The leaked document is a 137-page PDF file, likely generated from an Excel spreadsheet or Word table. Zenz pointed to the use of similar terminology and language in this document, which he refers to as the Karakax List, and other records leaked from Xinjiang.

He said the records showed that Beijing was detaining Uyghur citizens for actions that in many cases did not “remotely resemble a crime.”

“The contents of this document are really significant to all of us because it shows us the paranoid mindset of a regime that’s controlling the up-and-coming super power of this globe,” Zenz told CNN.

CNN sent a copy of the document to both the Chinese Ministry of Foreign Affairs and the local government in Xinjiang, to see if they could verify its authenticity. There was no response.

Speaking in Germany on Thursday, Chinese Foreign Minister Wang Yi said that he would gladly welcome any international diplomats or media to visit Xinjiang to see the truth for themselves.

“(Those who have come) have not seen any concentration camps or persecution in Xinjiang. However, what they have seen is that all ethnic groups are able to live peacefully and harmoniously … Their religious freedom is totally protected and they can practice their religion without any restrictions,” he said.

“The so-called concentration camps with so-called 1 million people are 100% rumors. It is completely fake news. I do not understand why these people are still lying while having the facts. I can only say that these people are deeply prejudiced against China.”

A previous attempt by CNN to visit the detention centers in Xinjiang was blocked by local government authorities.

The document: Family, neighbors, religion

China’s vast western region of Xinjiang has for centuries been home to a large population of predominantly Muslim ethnic groups, the largest of which is the Uyghur. Until recently, there were many more Uyghur citizens in Xinjiang than Han Chinese, the ethnic majority in the rest of the country.

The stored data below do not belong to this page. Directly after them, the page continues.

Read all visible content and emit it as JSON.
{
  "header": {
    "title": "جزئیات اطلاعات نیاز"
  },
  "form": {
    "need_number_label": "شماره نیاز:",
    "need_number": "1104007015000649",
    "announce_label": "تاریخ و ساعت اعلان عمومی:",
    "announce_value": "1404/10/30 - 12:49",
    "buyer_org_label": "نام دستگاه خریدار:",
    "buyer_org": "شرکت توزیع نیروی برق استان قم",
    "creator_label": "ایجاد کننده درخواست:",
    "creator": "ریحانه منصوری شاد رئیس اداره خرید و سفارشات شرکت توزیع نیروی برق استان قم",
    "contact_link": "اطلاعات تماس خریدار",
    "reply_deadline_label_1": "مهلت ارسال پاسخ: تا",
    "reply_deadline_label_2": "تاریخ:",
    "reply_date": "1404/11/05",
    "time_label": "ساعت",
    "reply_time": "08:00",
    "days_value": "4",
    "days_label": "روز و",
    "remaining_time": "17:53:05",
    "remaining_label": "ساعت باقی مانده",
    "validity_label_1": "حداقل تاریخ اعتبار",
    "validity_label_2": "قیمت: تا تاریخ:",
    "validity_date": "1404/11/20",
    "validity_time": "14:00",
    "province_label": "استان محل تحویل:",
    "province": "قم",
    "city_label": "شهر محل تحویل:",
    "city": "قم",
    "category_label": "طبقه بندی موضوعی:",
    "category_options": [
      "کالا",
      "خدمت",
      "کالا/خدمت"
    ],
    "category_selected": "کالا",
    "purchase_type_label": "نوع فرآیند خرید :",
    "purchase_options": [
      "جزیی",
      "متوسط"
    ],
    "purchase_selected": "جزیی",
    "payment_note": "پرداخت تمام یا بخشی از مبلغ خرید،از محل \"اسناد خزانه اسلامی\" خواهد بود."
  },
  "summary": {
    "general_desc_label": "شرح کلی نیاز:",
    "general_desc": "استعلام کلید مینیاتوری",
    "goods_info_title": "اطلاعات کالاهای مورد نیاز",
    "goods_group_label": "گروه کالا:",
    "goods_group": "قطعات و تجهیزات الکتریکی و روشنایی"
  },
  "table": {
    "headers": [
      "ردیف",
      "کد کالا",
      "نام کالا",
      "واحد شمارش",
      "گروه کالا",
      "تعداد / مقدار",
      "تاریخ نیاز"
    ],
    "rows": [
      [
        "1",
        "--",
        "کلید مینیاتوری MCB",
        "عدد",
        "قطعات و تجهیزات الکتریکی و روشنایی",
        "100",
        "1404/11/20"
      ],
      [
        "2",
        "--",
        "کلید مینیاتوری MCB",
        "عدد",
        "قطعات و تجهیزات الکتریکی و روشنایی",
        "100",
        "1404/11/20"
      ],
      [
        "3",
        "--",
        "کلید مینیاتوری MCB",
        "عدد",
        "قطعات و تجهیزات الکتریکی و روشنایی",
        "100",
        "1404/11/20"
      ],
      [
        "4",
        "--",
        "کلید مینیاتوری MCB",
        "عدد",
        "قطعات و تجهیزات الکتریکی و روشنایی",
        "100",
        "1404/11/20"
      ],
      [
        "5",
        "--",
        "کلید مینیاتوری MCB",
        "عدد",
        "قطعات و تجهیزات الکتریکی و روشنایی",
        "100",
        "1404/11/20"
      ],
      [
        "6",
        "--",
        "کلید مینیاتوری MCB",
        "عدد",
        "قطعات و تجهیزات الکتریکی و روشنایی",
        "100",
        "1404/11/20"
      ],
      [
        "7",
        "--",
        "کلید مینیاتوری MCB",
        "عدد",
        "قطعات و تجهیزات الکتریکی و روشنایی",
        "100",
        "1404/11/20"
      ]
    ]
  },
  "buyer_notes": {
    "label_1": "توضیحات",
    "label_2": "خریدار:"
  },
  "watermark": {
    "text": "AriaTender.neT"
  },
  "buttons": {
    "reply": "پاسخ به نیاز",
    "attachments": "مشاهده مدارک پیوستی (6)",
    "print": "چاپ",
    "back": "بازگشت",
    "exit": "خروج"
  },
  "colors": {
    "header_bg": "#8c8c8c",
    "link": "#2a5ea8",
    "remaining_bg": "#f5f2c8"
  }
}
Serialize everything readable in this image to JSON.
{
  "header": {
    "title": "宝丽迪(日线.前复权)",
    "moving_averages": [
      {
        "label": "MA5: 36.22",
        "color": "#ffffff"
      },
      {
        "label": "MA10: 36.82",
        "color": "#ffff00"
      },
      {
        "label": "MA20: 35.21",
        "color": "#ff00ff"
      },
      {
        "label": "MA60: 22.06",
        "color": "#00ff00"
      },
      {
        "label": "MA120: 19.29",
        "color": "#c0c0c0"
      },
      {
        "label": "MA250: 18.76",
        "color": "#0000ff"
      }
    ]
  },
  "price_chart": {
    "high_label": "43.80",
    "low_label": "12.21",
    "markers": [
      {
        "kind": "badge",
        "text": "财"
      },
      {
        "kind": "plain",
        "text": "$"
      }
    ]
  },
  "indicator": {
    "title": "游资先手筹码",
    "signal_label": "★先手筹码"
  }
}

Since 2016, evidence has emerged that the Chinese government has been operating huge, fortified centers to detain its Uyghur citizens. As many as two million people may have been taken to the camps, according to the US State Department.

Former detainees and activists say the facilities are actually designed for the purposes of re-education -- places where inmates are forcibly taught Mandarin and instructed in Communist Party propaganda. Some testimonies from former detainees describe over-crowded cells, torture and even the deaths of fellow detainees.